Es wird zu Missverständnissen kommen. Gewissenhafte Putzkräfte und Eltern dieser Welt werden die zerfetzten Schuhe im Flur stehen sehen. Vielleicht entdecken sie sie auch im offenen Schuhkarton und denken, dass das neue Paar herausgenommen und angezogen wurde, während die alten Dinger, die nun wirklich hinüber sind, an ihrer Stelle hineingelegt wurden. Und dann tun sie das, wovon in den ganzen Motivations-Podcasts dauernd die Rede ist: Sie gehen »the extra mile«. Sie machen mehr, als sie eigentlich müssten, denn sie meinen es besonders gut: Also entsorgen sie die kaputten Sneakers netterweise im Müll.

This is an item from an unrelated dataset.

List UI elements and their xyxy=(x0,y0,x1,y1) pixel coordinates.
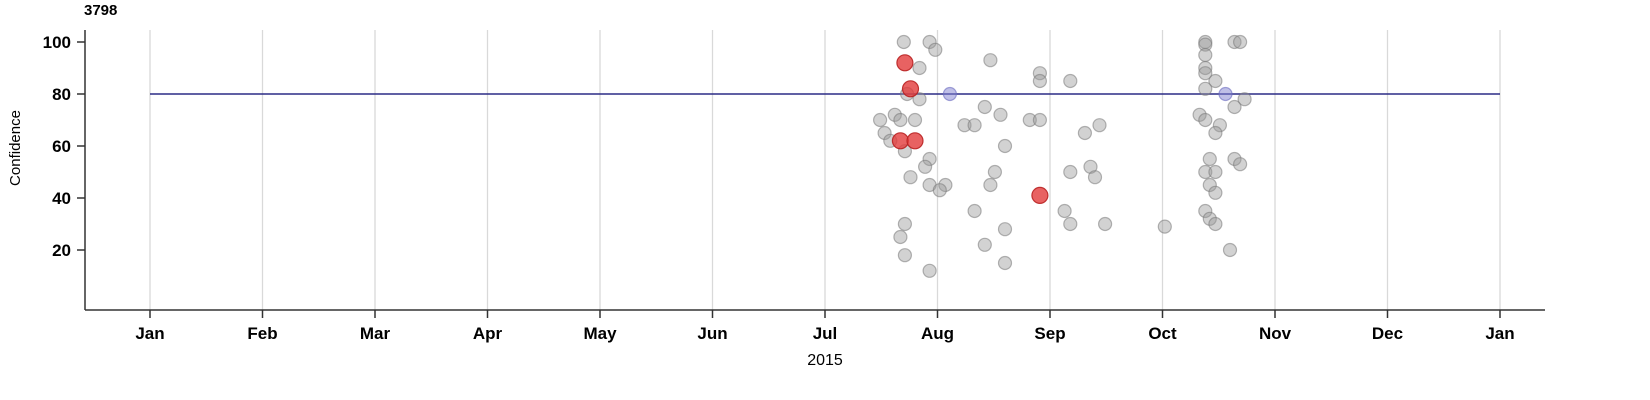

1450 Euro für die Tonne wären zwar nicht so schlimm wie ein paar Hunderttausend für eine fälschlich gesäuberte Fettecke oder ein entsorgtes Fahrrad-Rad – aber womöglich steht der »Paris« Sneaker von Balenciaga tatsächlich bald in der Tradition von Joseph Beuys und Marcel Duchamp (so würde es der Marke zumindest gefallen): Kunst, die nicht immer gleich als solche verstanden wird, und deshalb bisweilen aus Versehen beseitigt, in jedem Fall heftig diskutiert wird.
Auf Social Media fragten sich viele Nutzer am Montag, als das neue Modell samt »Destroyed«-Sonderedition auf den Markt kam, ob das ein Witz sein solle. Eine Mutter witzelte bei Twitter, sie hätte nie gedacht, dass ihr Sohn mal Trendsetter sein würde, aber mit dem »Look« laufe er schon seit Jahren durch die Gegend. Andere fühlten sich tatsächlich auf die Füße getreten: Balenciaga und ihr Designer Demna Gvasalia machten sich allmählich über ihre Kunden lustig und glaubten wohl, ihnen alles verkaufen zu können. Zumal der Slogan zu den abgebildeten Schuhen lautete: »Meant to be worn for a lifetime«, was eine lustige Text-Bild-Schere ergibt, wenn Schaft und Sohle zum Kaufzeitpunkt bereits beim bloßen Angucken auseinander zu fallen scheinen.
»Als hätten die Schuhe das aufregende Leben gehabt, von dem der Besitzer nur träumen kann. Eine Art Stellvertreter-Abenteuer«
Aber wie immer im Leben gilt auch hier: lesen hilft. Die Fotos, die durchs Internet wandern, sind Kampagnenmotive mit »extrem getragenen und beschmutzten« Modellen. Die gewöhnlichen Sneakers sind ganz normale, ziemlich intakte Leinenturnschuhe. Allerdings gibt es tatsächlich eine Limited Edition von 100 Paaren, die bei weitem nicht so »destroyed« wie auf den Fotos, aber durchaus »distressed« sind: Risse im Stoff, starke Abnutzungen, Markenschriftzug mit Edding der ganzen Spannlänge nach aufs Gummi geschrieben. Ob gewollte oder tatsächlich mal zufällige Irreführung – der Aufmerksamkeitseffekt könnte natürlich nicht besser sein, und so kommen auch Modekolumnistinnen kaum drum herum, sich den Schuh vorzuknöpfen. Man kann damit rechnen, dass das tatsächlich erhältliche Modell schnell ausverkauft sein wird.
Nicht nur große Kampagnen, auch der Used-Look selbst hat schon lange Tradition in der Mode: Jeans, T-Shirts oder Pullover mit Löchern, Schlitzen und anderen Gebrauchsspuren runterrocken, damit sie verwegen oder zumindest nicht mehr spießig aussehen. Als hätten sie schon das aufregende Leben gehabt, von dem sein neuer Besitzer nur träumen kann. Eine Art Stellvertreter-Abenteuer. Wie traurig, wie genial als Geschäftsidee. Denn weil die vorsätzliche Zerstörung ja schon wieder mit extra Aufwand und womöglich sogar Handarbeit verbunden ist, darf der Preis noch einmal hochgesetzt werden, logisch.
Vielleicht wird »Paris« – gerade in diesen kaputten Zeiten - ja doch noch ein postmoderner Tritt in unsere Hintern. Eine Parabel auf eine Luxusindustrie mit entfesselten Preisen, absurden Mechanismen und den dazugehörigen vollkommen schmerzfreien Kunden. Macht kaputt was euch kaputt macht. Das hieße in diesem Fall allerdings: Weder den unversehrten noch den bearbeiteten nehmen, sondern: einfach mal gar nichts kaufen.